Switzerland-based photography duo, Scanderbeg Sauer, is currently exhibiting photographs from their “Decommissioned” series at the Widmer+Theodoridis Contemporary Gallery.
As I took in the photographs, my thoughts turned to FT Marinetti and the dream of a mechanical future. In his 1909 Futurist Manifesto, Marinetti wrote:
They will find us at last one winter’s night in the depths of the country in a sad hangar echoing with the notes of the monotonous rain, crouched near our trembling aeroplanes, warming our hands at the wretched fire which our books of today will make when they flame gaily beneath the glittering flight of their pictures.
These images of decommissioned planes were taken at the Mojave Air and Space Port in the California desert. The gallery’s press release offers an excellent counterpoint to the Futurist dream, to “yesterday’s tomorrows“:
While some planes continue landing at large international airports like LAX, ZRH and JFK, MHV marks the end of the line for others: MHV is the IATA airport code for Mojave Air and Space Port and normally signals the last destination these aeroplanes will see. Very few are able to leave here and continue operating, the remainder spend the rest of their existence as a spare parts store. SCANDERBEG SAUER approached these disused and discarded machines and captured their beat and battered beauty with delicate sensitivity.

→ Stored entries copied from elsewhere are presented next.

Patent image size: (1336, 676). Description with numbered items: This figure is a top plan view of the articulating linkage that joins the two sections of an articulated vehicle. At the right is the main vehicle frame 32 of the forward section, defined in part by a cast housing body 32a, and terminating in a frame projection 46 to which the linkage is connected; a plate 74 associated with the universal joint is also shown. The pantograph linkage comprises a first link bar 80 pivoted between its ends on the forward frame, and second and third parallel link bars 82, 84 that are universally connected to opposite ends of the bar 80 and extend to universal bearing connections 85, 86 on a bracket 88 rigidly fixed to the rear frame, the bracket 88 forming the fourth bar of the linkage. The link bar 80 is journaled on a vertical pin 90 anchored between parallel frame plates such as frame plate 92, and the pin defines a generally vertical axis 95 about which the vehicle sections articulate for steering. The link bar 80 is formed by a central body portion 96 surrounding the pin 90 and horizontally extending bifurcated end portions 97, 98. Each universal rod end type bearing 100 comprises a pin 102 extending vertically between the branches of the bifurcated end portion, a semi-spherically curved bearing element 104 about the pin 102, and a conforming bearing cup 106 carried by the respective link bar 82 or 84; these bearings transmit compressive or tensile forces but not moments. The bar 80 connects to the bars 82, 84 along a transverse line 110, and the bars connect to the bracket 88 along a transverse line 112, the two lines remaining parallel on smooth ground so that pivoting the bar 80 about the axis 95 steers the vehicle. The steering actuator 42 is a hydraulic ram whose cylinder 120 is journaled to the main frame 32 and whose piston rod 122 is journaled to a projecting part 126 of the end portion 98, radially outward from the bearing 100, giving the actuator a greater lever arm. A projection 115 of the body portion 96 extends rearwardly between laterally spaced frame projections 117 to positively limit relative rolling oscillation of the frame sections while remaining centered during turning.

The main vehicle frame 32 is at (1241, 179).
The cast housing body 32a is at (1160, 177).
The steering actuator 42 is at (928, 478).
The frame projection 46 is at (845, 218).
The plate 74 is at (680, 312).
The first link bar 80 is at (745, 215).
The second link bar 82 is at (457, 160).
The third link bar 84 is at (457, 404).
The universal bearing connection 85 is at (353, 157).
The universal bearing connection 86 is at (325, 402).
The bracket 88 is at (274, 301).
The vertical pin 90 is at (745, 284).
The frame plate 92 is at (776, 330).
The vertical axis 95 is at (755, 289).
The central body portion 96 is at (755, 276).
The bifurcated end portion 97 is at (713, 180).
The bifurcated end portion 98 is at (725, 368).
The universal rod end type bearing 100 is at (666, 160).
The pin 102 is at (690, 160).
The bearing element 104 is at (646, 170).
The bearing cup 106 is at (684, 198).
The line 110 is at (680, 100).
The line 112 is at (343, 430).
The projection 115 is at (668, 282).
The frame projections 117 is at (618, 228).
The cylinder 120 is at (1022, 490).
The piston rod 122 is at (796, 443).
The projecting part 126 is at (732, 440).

Since the inception of air travel, the aeroplane has not only transported passengers but has also acted as a projection surface for people’s dreams… In the rising Western economy, aeroplanes embody potency and success like no other technological achievement. With the introduction of the wide-bodied passenger airliner, the Boeing 747, aka the ‘Jumbo Jet’, air travel was finally presented with an icon that would become the emblem of freedom and success for generations of people.
What once stood for dynamism, elegance, beauty and speed now lays askew, jacked up and split open in hot desert sand. Nevertheless, SCANDERBEG SAUER manage to conjure up the resplendent past of these lifeless bodies in their aesthetically flawless images. What we see are the staple favourites: a Jumbo Jet, a DC-10, a Convair – all somewhat worse for wear, but perfectly recognisable. Missing undercarriages, engines and even completely missing wings cannot overshadow beauty. There is nothing left of dynamism here; on the contrary, it is now only the eye that slowly wanders over the image. Nothing more moves. Time has lost its relevance. Man fades out leaving only the relics of his existence behind.
Presenting the attractive side of industries and their products in their commissioned works, SCANDERBEG SAUER now highlight the darker side of the global economy in ‘Decommissioned’. Discarded aeroplanes stand as a memorial to inflated air travel, limited oil deposits and an unappeased appetite for greater and cheaper travel. It is not without reason or shame that [they] have been carefully removed.
These photos have also been featured in SWISS Magazine.